The Abbe Museum in Bar Harbor has been awarded a grant to support workplace inclusion from the Institute of Museum and Library Services. ISLANDER FILE PHOTO

Abbe awarded professional development grant



BAR HARBOR — The Abbe Museum has been awarded a $53,050 Museums for America: Museums Empowered grant from the Institute of Museum and Library Services (IMLS). The grant is one of 28 awarded to museum projects across the United States totaling more than $1.9 million and will fund the Abbe’s project, Workplace Inclusion to Support Museum Decolonization.

“As centers of learning and catalysts of community change, libraries and museums connect people with programs, services, collections, information and new ideas in the arts, sciences and humanities,” said IMLS Director Kathryn K. Matthew. “They serve as vital spaces where people can connect with each other. IMLS is proud to support their work through our grantmaking as they inform and inspire all in their communities.”

The Abbe’s project will include professional development and training for staff, board and volunteers to support the museum’s work with the Wabanaki Nations towards a decolonized approach to every aspect of its operations. An emerging concept in museum practice, decolonization is an ongoing process of sharing authority for the documentation and interpretation of Native culture.

“The Abbe team is committed to continued learning, and we have dedicated ourselves to internal examination to make sure we are an inclusive museum, focused on antiracist strategies and initiatives,” said Abbe President and CEO Cinnamon Catlin-Legutko. “As a small organization, the grant award helps us expand our bandwidth by bringing in experts to guide us and ultimately boost our strategies for the benefit of Wabanaki people and museum-goers.”

Generally speaking, museums have historically controlled their audiences’ understanding of Native people, sovereignty and culture by leaving Native people and communities out of the planning and processes of museum practices. In the end, there was little to no consultation and collaboration with Native people on exhibits, archaeology, culture, history, fashion, food, music, place names, burial remains, spirituality, education and much, much more. This practice is certainly evolving, but the museum field has a long road to travel, righting these inequities of the past and planning for a collaborating present and future.

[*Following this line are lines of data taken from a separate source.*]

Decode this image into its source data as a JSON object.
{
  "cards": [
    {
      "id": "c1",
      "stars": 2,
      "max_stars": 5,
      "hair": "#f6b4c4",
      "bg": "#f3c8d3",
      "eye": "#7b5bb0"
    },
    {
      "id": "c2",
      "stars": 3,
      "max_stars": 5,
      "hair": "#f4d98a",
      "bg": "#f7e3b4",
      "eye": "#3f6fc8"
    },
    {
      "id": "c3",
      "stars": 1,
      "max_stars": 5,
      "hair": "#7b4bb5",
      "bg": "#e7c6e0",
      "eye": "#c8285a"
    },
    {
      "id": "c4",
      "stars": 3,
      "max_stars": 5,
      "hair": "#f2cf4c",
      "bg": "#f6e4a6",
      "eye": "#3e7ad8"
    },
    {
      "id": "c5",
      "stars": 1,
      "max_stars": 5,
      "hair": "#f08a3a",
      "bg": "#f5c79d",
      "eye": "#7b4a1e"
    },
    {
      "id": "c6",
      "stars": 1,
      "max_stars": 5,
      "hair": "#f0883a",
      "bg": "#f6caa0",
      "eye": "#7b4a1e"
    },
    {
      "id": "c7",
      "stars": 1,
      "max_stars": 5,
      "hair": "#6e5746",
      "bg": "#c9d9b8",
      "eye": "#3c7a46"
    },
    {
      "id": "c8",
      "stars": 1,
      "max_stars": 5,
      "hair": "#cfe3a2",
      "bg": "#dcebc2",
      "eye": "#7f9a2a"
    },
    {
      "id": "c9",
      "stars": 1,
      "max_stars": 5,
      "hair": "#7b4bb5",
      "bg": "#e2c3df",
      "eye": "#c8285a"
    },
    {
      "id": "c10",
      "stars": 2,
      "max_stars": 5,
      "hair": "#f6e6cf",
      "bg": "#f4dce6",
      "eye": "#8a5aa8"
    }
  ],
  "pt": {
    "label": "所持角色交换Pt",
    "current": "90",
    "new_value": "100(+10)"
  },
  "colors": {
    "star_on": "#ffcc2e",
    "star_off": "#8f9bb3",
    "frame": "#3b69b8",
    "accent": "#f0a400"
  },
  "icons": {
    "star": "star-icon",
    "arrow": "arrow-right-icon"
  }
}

As a decolonizing museum of Wabanaki art, history and culture, the Abbe develops policies and protocols guiding decolonizing practice. As part of the Workplace Inclusion to Support Museum Decolonization project, museum staff members and trustees will engage in learning sessions around antiracism and the effect of acculturation and will engage in cultural competency assessments. A museum inclusion expert will work with staff to assess inclusion from a systems perspective – people, policy, assumptions, values and norms – and determine if they align with the museum’s adopted guiding principle of decolonization. The project will provide essential resources for staff in the learning and development of workplace inclusion practices to support the broader work of decolonization.